2.Bölüm

117 5 3
                                    

Tik Tak.. Tik Tak.. Tik Tak..

Bir insanın sabrı ne kadar dayanıklıdır adlı çalışma. Pardon yarı insan. Aslında böylesi daha zor. İşte bir kez daha özel yeteneklerin kötü tarafı. Hiç bir bok bilmeyen ama kendini dahi sanan öğretmenciğimizi bunak vampir zoruyla ter kokusuyla harmanlaşmış göt kadar sınıfta dinlemek zorundayım. Ahh! İnsanı zorla ergen olmaya itiyorlar.

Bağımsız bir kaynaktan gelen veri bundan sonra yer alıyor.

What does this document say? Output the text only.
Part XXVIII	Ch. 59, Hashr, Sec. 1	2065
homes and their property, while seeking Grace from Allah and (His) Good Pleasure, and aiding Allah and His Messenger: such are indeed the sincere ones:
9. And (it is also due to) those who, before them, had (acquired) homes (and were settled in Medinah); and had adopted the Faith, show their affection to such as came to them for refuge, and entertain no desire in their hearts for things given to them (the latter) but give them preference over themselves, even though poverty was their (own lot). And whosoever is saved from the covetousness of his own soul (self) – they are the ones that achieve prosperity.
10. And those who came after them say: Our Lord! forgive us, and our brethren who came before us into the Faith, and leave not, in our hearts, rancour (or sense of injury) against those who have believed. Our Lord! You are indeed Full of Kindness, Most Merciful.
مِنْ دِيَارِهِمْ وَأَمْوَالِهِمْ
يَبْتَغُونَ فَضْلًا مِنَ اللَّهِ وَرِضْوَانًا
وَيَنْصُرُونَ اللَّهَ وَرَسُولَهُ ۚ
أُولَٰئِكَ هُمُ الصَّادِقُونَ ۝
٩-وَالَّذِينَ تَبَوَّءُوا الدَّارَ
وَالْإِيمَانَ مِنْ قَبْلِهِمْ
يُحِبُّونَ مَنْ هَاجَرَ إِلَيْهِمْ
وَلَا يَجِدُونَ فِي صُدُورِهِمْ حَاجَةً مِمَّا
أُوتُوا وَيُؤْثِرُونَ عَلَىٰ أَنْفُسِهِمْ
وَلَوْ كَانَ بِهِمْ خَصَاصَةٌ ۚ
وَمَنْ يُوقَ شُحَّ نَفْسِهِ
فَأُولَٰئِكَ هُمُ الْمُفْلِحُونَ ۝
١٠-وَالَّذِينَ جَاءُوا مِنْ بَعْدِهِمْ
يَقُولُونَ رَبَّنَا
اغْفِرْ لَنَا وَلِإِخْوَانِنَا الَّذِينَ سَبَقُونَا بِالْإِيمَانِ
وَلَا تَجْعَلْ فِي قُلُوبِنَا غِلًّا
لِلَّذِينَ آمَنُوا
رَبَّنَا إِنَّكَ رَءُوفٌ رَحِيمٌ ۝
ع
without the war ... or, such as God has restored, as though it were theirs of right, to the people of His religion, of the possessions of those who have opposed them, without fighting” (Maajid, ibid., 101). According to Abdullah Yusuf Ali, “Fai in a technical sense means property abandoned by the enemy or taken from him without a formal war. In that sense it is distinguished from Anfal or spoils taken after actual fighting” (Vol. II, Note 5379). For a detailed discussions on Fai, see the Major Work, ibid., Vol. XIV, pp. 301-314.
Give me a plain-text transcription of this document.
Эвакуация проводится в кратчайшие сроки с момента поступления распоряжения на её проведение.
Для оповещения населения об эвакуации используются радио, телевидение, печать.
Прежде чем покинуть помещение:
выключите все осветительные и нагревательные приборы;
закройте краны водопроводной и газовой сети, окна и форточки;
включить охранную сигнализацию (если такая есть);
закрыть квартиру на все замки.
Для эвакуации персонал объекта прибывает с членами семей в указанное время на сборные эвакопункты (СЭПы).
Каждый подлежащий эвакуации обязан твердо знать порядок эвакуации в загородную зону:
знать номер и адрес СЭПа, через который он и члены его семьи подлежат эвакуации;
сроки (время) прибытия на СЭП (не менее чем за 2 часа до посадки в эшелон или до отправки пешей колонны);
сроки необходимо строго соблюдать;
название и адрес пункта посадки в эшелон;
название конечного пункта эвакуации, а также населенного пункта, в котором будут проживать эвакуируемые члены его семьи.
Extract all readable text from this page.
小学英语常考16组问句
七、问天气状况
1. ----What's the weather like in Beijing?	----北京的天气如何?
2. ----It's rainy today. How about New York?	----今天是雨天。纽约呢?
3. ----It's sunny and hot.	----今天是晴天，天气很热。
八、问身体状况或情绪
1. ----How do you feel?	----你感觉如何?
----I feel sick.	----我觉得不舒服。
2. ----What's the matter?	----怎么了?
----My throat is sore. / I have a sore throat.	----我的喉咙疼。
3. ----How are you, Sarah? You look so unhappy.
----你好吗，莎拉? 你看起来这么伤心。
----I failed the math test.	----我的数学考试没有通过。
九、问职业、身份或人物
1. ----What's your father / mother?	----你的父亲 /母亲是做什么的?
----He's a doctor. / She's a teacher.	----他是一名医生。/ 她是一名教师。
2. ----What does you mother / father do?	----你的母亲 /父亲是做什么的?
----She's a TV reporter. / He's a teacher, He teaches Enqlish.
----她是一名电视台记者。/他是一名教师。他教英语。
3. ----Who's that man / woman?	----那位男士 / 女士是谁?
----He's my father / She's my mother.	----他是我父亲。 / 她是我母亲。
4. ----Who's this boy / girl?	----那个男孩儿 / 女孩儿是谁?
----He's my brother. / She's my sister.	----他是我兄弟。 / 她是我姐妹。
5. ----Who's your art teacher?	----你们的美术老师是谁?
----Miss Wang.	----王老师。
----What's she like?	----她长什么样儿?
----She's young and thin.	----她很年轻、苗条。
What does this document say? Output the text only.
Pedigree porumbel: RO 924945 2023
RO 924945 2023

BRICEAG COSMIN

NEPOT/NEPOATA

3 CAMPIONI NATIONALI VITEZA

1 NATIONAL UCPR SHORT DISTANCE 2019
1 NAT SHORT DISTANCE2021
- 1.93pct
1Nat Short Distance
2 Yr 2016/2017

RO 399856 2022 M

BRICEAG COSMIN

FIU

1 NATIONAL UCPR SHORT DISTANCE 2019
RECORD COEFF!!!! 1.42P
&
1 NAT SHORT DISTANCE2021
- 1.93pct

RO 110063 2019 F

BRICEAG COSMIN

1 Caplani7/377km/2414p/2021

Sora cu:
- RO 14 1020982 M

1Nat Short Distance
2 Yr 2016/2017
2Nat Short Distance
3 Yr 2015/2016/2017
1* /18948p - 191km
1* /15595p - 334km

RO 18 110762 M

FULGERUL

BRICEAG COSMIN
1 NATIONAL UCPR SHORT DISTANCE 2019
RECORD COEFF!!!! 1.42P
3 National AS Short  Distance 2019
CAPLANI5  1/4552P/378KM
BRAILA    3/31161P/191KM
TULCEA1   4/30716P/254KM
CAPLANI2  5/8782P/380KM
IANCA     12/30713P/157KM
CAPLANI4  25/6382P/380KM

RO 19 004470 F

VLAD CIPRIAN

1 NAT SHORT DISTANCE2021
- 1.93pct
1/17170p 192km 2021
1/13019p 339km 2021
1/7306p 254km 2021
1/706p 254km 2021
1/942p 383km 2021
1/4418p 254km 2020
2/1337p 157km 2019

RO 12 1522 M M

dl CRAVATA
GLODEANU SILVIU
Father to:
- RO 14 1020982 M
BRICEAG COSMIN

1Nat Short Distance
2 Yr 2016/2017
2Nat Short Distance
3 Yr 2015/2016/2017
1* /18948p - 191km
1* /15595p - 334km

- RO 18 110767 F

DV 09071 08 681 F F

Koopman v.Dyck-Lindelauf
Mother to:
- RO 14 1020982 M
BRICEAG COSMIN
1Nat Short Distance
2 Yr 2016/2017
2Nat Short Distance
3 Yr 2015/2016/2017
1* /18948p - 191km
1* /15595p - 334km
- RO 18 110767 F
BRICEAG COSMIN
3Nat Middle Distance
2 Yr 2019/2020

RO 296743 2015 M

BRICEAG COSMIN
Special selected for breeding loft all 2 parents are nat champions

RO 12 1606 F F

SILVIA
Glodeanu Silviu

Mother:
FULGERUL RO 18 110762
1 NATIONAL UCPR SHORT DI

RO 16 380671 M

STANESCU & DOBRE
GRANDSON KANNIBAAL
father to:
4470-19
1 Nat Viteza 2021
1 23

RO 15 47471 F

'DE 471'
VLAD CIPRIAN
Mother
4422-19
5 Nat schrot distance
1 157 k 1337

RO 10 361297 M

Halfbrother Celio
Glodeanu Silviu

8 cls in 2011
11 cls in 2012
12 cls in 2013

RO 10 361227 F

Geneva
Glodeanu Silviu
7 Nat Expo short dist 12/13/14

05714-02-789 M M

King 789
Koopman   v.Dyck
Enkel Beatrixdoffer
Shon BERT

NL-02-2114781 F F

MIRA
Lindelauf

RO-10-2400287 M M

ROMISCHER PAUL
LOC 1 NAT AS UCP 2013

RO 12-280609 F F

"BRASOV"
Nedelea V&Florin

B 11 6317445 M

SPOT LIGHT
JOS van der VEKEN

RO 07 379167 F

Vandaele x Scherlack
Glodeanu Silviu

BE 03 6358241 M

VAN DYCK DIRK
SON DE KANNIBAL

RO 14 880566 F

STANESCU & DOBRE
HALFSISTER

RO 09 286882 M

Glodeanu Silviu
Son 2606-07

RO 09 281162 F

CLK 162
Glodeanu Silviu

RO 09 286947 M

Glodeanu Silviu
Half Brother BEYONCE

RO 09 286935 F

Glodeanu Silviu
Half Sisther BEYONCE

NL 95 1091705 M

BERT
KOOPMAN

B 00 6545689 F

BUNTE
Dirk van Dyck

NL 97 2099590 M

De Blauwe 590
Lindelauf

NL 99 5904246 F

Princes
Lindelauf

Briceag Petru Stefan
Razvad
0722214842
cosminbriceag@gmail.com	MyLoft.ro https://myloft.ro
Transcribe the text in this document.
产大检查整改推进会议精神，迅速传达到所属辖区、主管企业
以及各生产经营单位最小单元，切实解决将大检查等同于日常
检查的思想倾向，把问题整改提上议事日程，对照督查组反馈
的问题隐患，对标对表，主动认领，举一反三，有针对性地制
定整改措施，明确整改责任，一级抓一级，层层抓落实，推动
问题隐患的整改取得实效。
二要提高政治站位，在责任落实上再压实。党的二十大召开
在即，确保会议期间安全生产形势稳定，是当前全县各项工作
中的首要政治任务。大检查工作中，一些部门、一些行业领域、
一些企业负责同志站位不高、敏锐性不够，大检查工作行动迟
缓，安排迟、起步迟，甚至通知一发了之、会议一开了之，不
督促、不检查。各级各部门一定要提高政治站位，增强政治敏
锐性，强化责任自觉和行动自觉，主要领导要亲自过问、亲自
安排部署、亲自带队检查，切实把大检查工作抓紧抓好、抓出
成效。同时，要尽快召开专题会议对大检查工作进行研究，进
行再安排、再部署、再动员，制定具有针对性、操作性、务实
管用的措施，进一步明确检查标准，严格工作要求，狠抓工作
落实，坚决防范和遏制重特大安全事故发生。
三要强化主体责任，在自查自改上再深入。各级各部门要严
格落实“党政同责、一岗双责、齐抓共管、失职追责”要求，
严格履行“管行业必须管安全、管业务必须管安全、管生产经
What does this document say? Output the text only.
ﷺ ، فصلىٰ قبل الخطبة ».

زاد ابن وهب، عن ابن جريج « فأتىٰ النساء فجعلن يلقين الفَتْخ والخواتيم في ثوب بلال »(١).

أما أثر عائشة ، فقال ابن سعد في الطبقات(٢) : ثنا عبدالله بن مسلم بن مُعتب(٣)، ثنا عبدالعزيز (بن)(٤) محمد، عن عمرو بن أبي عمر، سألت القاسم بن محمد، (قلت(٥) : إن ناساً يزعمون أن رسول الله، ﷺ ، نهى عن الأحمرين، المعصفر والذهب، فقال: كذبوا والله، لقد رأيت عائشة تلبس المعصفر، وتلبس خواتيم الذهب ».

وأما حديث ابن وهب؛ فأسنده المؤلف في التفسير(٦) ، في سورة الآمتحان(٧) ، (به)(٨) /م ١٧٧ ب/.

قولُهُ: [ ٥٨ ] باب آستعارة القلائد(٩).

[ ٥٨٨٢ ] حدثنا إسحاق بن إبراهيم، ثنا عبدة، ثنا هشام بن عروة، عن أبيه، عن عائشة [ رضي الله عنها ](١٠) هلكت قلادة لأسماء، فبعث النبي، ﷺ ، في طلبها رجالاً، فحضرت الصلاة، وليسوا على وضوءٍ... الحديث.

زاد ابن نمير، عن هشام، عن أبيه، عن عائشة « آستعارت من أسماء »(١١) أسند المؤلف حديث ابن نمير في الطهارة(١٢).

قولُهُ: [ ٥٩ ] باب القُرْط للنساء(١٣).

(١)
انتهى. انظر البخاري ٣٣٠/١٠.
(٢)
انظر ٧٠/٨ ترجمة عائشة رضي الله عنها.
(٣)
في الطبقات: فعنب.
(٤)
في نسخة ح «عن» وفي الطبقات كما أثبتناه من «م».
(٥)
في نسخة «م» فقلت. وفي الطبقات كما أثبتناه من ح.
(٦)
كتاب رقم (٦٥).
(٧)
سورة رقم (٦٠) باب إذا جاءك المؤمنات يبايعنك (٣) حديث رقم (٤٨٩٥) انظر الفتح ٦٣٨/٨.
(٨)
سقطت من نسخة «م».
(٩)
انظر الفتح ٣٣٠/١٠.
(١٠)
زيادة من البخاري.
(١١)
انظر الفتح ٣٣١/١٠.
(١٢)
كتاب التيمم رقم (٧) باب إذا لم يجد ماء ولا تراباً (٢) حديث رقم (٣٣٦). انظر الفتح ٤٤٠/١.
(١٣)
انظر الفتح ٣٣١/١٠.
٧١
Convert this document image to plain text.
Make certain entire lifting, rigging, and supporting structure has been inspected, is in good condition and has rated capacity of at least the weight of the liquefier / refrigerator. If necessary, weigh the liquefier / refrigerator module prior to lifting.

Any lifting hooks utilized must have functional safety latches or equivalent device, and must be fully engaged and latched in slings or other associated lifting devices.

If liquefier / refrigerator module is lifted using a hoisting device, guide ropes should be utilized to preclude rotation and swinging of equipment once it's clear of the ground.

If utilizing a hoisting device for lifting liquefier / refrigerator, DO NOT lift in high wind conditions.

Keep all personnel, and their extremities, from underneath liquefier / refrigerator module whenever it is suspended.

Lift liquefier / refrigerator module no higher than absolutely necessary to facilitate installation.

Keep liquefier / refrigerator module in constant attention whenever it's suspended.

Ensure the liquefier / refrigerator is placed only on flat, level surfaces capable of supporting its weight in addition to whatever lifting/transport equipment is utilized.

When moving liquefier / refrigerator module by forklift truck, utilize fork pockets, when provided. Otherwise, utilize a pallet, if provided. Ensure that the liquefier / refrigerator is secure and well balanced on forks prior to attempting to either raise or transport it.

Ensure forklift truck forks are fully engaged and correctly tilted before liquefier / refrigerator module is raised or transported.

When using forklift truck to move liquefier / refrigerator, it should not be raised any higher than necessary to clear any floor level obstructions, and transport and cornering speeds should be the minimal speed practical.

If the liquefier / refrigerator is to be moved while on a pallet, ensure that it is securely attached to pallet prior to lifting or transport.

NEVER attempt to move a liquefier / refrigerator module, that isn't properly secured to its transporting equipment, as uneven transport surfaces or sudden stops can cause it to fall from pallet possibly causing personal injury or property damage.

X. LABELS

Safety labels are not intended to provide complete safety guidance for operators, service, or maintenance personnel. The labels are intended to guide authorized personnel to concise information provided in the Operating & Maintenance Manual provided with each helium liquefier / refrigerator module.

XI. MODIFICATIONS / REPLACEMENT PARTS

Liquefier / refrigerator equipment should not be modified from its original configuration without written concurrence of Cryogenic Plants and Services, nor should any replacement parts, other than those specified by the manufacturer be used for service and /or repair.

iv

Karşımda duran adamın boynundaki her bir damarı parçalamak istiyorum. Şimdi bunu yaparsam bunak vampir beni iki ay aç  bırakır. Bu fikri erteliyoruz. Başka bir şeye odaklanmalıyım.  

Dışarı dışarı bu sınıftan dışarı. Kafamı sırama gömüp odaklanmaya çalışmalıyım. 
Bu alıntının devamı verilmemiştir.